Vanessa is 15 when she walks into the the classroom of 42-year-old Jacob Strane. He seduces her fairly quickly and continues to haunt her life for the next 17 years. There are times when it's happening that Vanessa feels victimized and hurt but Jacob always manages to twist the narrative in his favor. He tells Vanessa that she's in control, that she holds all the power because she could easily destroy him by revealing their physical relationship. When that's not enough he adds threats, not threats of harm from him, but threats of how her life would be forever destroyed and altered if she were to come forward. He tells her social services would take her away from her parents, that she would be forever reduced to being the girl who slept with her teacher. With equal parts affection and manipulation Jacob controls Vanessa's life well into her adulthood. Of course, he doesn't see it that way. In his mind, Jacob is a good guy guilty only of falling in love with her.
Vanessa needs to believe he's a good guy too because if he isn't what does that make her? A victim? Vanessa can't see herself as a victim because there were times when she said yes to Jacob, and times when she didn't scream no. Jacob once tells Vanessa that society wants women to see themselves as victims because it's a way of controlling them. Vanessa wants to believe that she is in control, that she was always in control. But there are cracks. As Vanessa gets older Jacob becomes less interested, casting the love story he sold to her in doubt. Other women come forward with stories of how Jacob touched them when they were his students. Vanessa doesn't want to believe them and even when she can no longer deny the truths the women tell, she tells herself that she was different, that what she and Jacob had was love not abuse.
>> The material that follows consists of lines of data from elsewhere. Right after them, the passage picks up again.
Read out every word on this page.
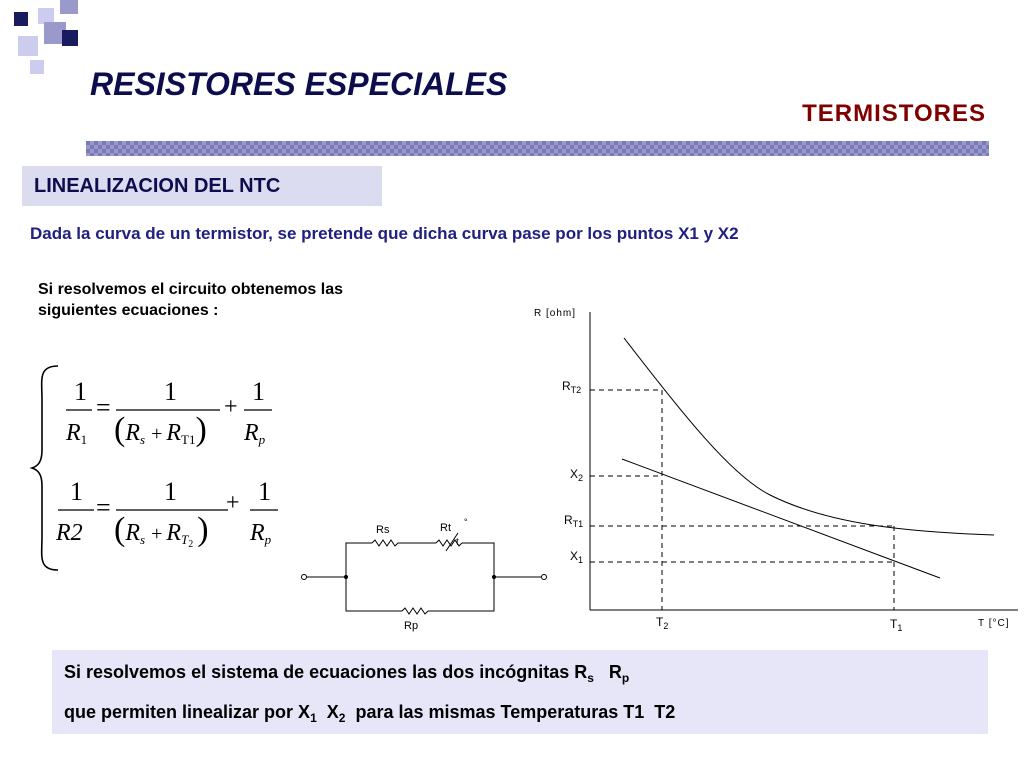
RESISTORES ESPECIALES
TERMISTORES
LINEALIZACION DEL NTC
Dada la curva de un termistor, se pretende que dicha curva pase por los puntos X1 y X2
Si resolvemos el circuito obtenemos las
siguientes ecuaciones :
1
R1
=
1
(Rs + RT1)
+
1
Rp
1
R2
=
1
(Rs + RT2 )
+ 1
Rp
Rs	Rt
t
°
Rp
R [ohm]
T [°C]
$R_{T2}$
$X_2$
$R_{T1}$
$X_1$
$T_2$	$T_1$
Si resolvemos el sistema de ecuaciones las dos incógnitas $R_s$   $R_p$
que permiten linealizar por $X_1$  $X_2$  para las mismas Temperaturas T1  T2
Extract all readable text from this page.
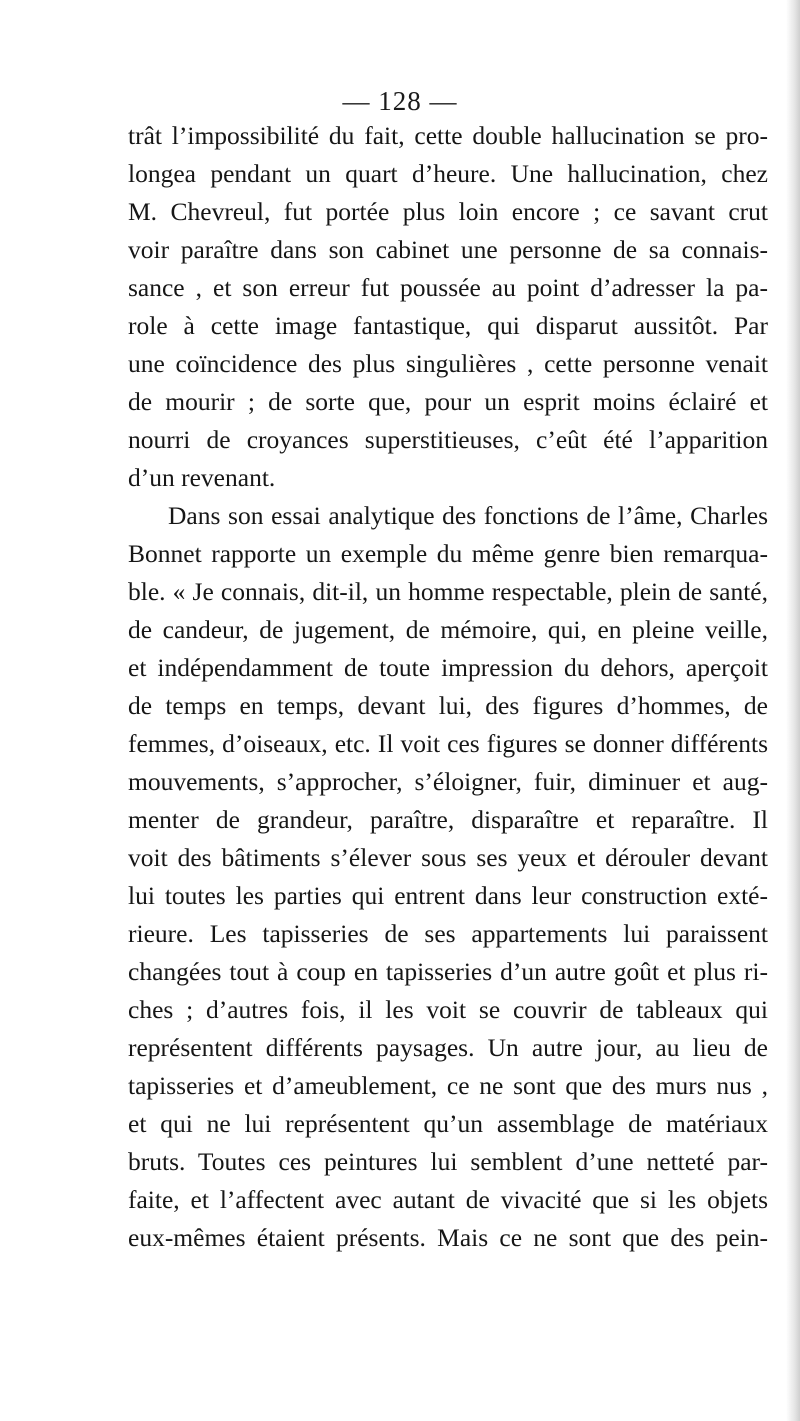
— 128 —
trât l’impossibilité du fait, cette double hallucination se pro-
longea pendant un quart d’heure. Une hallucination, chez
M. Chevreul, fut portée plus loin encore ; ce savant crut
voir paraître dans son cabinet une personne de sa connais-
sance , et son erreur fut poussée au point d’adresser la pa-
role à cette image fantastique, qui disparut aussitôt. Par
une coïncidence des plus singulières , cette personne venait
de mourir ; de sorte que, pour un esprit moins éclairé et
nourri de croyances superstitieuses, c’eût été l’apparition
d’un revenant.
Dans son essai analytique des fonctions de l’âme, Charles
Bonnet rapporte un exemple du même genre bien remarqua-
ble. « Je connais, dit-il, un homme respectable, plein de santé,
de candeur, de jugement, de mémoire, qui, en pleine veille,
et indépendamment de toute impression du dehors, aperçoit
de temps en temps, devant lui, des figures d’hommes, de
femmes, d’oiseaux, etc. Il voit ces figures se donner différents
mouvements, s’approcher, s’éloigner, fuir, diminuer et aug-
menter de grandeur, paraître, disparaître et reparaître. Il
voit des bâtiments s’élever sous ses yeux et dérouler devant
lui toutes les parties qui entrent dans leur construction exté-
rieure. Les tapisseries de ses appartements lui paraissent
changées tout à coup en tapisseries d’un autre goût et plus ri-
ches ; d’autres fois, il les voit se couvrir de tableaux qui
représentent différents paysages. Un autre jour, au lieu de
tapisseries et d’ameublement, ce ne sont que des murs nus ,
et qui ne lui représentent qu’un assemblage de matériaux
bruts. Toutes ces peintures lui semblent d’une netteté par-
faite, et l’affectent avec autant de vivacité que si les objets
eux-mêmes étaient présents. Mais ce ne sont que des pein-
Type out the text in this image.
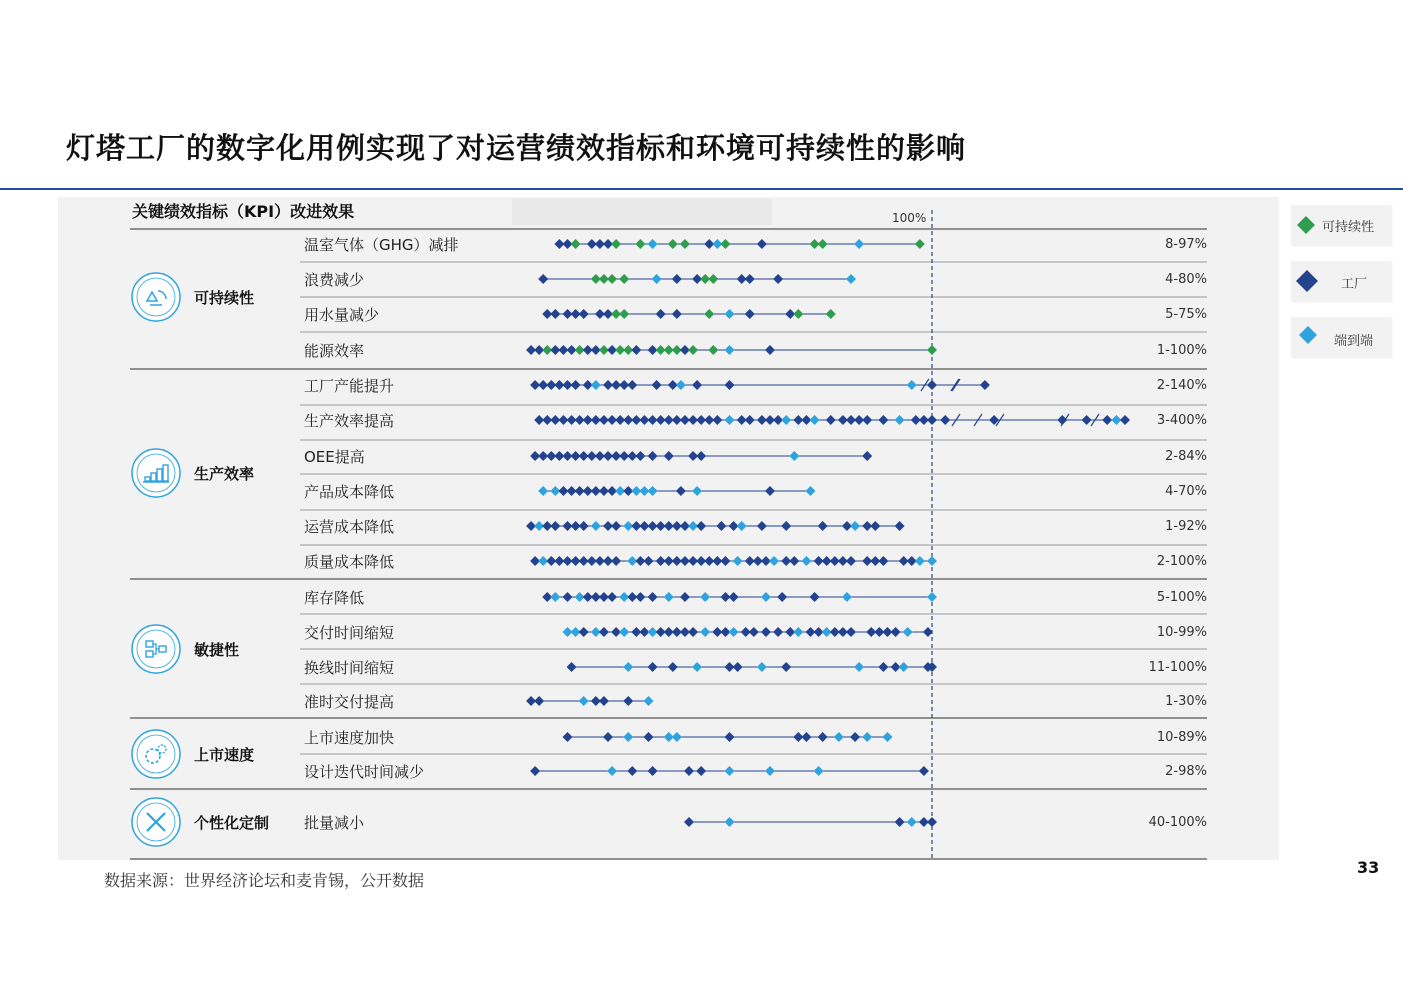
灯塔工厂的数字化用例实现了对运营绩效指标和环境可持续性的影响
关键绩效指标（KPI）改进效果	100%
可持续性
温室气体（GHG）减排	8-97%
浪费减少	4-80%
用水量减少	5-75%
能源效率	1-100%
生产效率
工厂产能提升	2-140%
生产效率提高	3-400%
OEE提高	2-84%
产品成本降低	4-70%
运营成本降低	1-92%
质量成本降低	2-100%
敏捷性
库存降低	5-100%
交付时间缩短	10-99%
换线时间缩短	11-100%
准时交付提高	1-30%
上市速度
上市速度加快	10-89%
设计迭代时间减少	2-98%
个性化定制 批量减小	40-100%
可持续性
工厂
端到端
数据来源：世界经济论坛和麦肯锡，公开数据
33
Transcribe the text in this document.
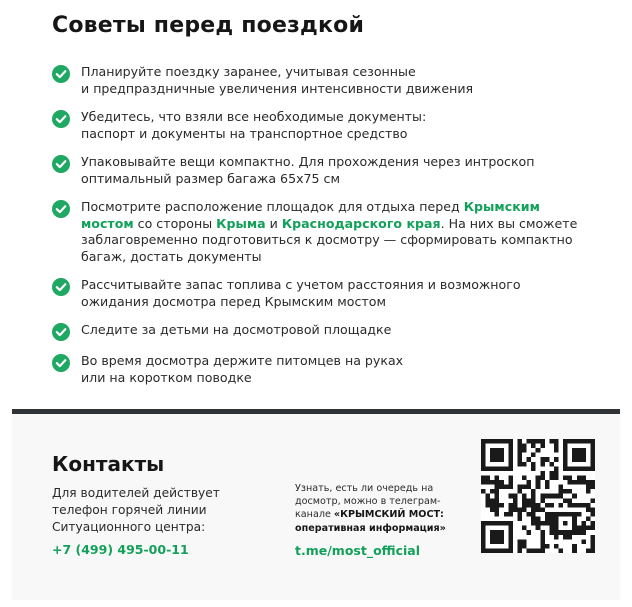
Советы перед поездкой
Планируйте поездку заранее, учитывая сезонные
и предпраздничные увеличения интенсивности движения
Убедитесь, что взяли все необходимые документы:
паспорт и документы на транспортное средство
Упаковывайте вещи компактно. Для прохождения через интроскоп
оптимальный размер багажа 65х75 см
Посмотрите расположение площадок для отдыха перед Крымским мостом со стороны Крыма и Краснодарского края. На них вы сможете заблаговременно подготовиться к досмотру — сформировать компактно багаж, достать документы
Рассчитывайте запас топлива с учетом расстояния и возможного
ожидания досмотра перед Крымским мостом
Следите за детьми на досмотровой площадке
Во время досмотра держите питомцев на руках
или на коротком поводке
Контакты
Для водителей действует
телефон горячей линии
Ситуационного центра:
+7 (499) 495-00-11
Узнать, есть ли очередь на
досмотр, можно в телеграм-
канале «КРЫМСКИЙ МОСТ:
оперативная информация»
t.me/most_official
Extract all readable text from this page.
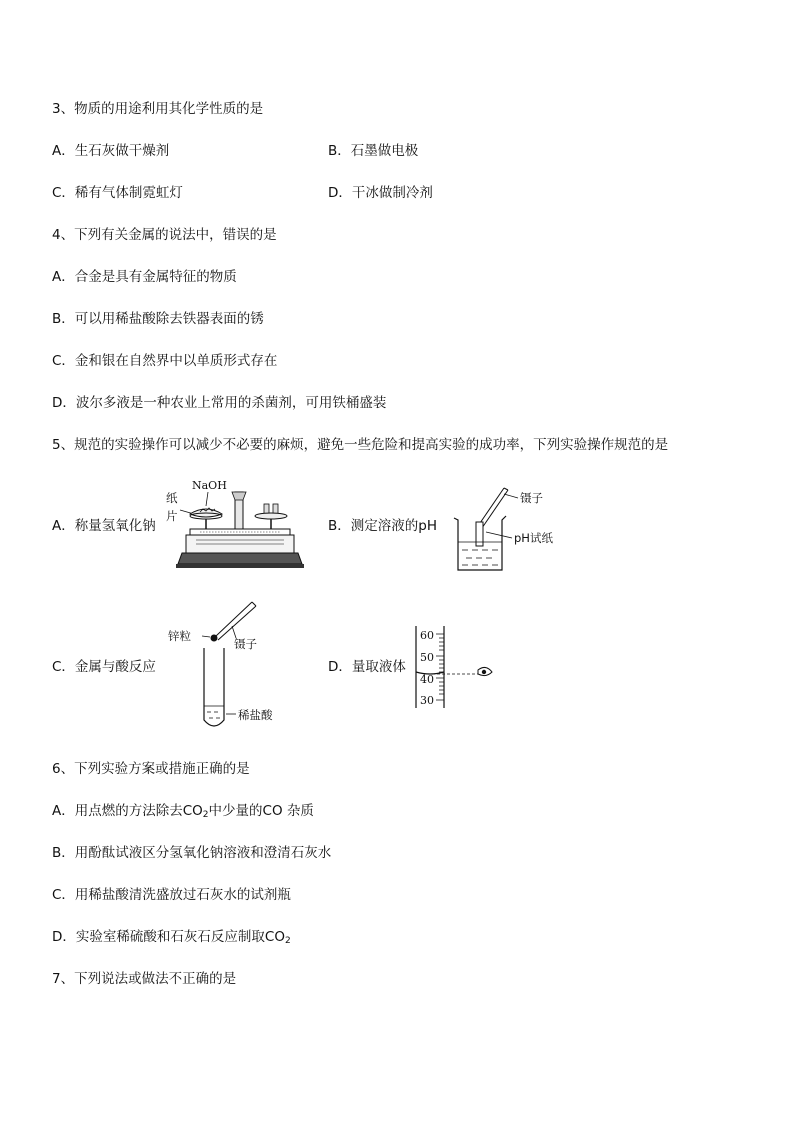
3、物质的用途利用其化学性质的是
A．生石灰做干燥剂	B．石墨做电极
C．稀有气体制霓虹灯	D．干冰做制冷剂
4、下列有关金属的说法中，错误的是
A．合金是具有金属特征的物质
B．可以用稀盐酸除去铁器表面的锈
C．金和银在自然界中以单质形式存在
D．波尔多液是一种农业上常用的杀菌剂，可用铁桶盛装
5、规范的实验操作可以减少不必要的麻烦，避免一些危险和提高实验的成功率，下列实验操作规范的是
A．称量氢氧化钠	B．测定溶液的pH
C．金属与酸反应	D．量取液体
NaOH
纸
片
镊子
pH试纸
锌粒
镊子
稀盐酸
60
50
40
30
6、下列实验方案或措施正确的是
A．用点燃的方法除去$CO_2$中少量的CO 杂质
B．用酚酞试液区分氢氧化钠溶液和澄清石灰水
C．用稀盐酸清洗盛放过石灰水的试剂瓶
D．实验室稀硫酸和石灰石反应制取$CO_2$
7、下列说法或做法不正确的是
The subject matter makes it hard to say that I liked this book but I am glad I read it. It is a difficult read in the sense that it is hard to sit through any passage involving the repulsive Jacob but it was well worth the read. It reminded of two other books with the same basic plot: Taming the Beast by Emily Maguire and Excavation by Wendy Ortiz. If you're looking for something super dark and violent, read Taming the Beast. For something less violent but equally captivating and more well rounded, check out Ortiz's memoir Excavation.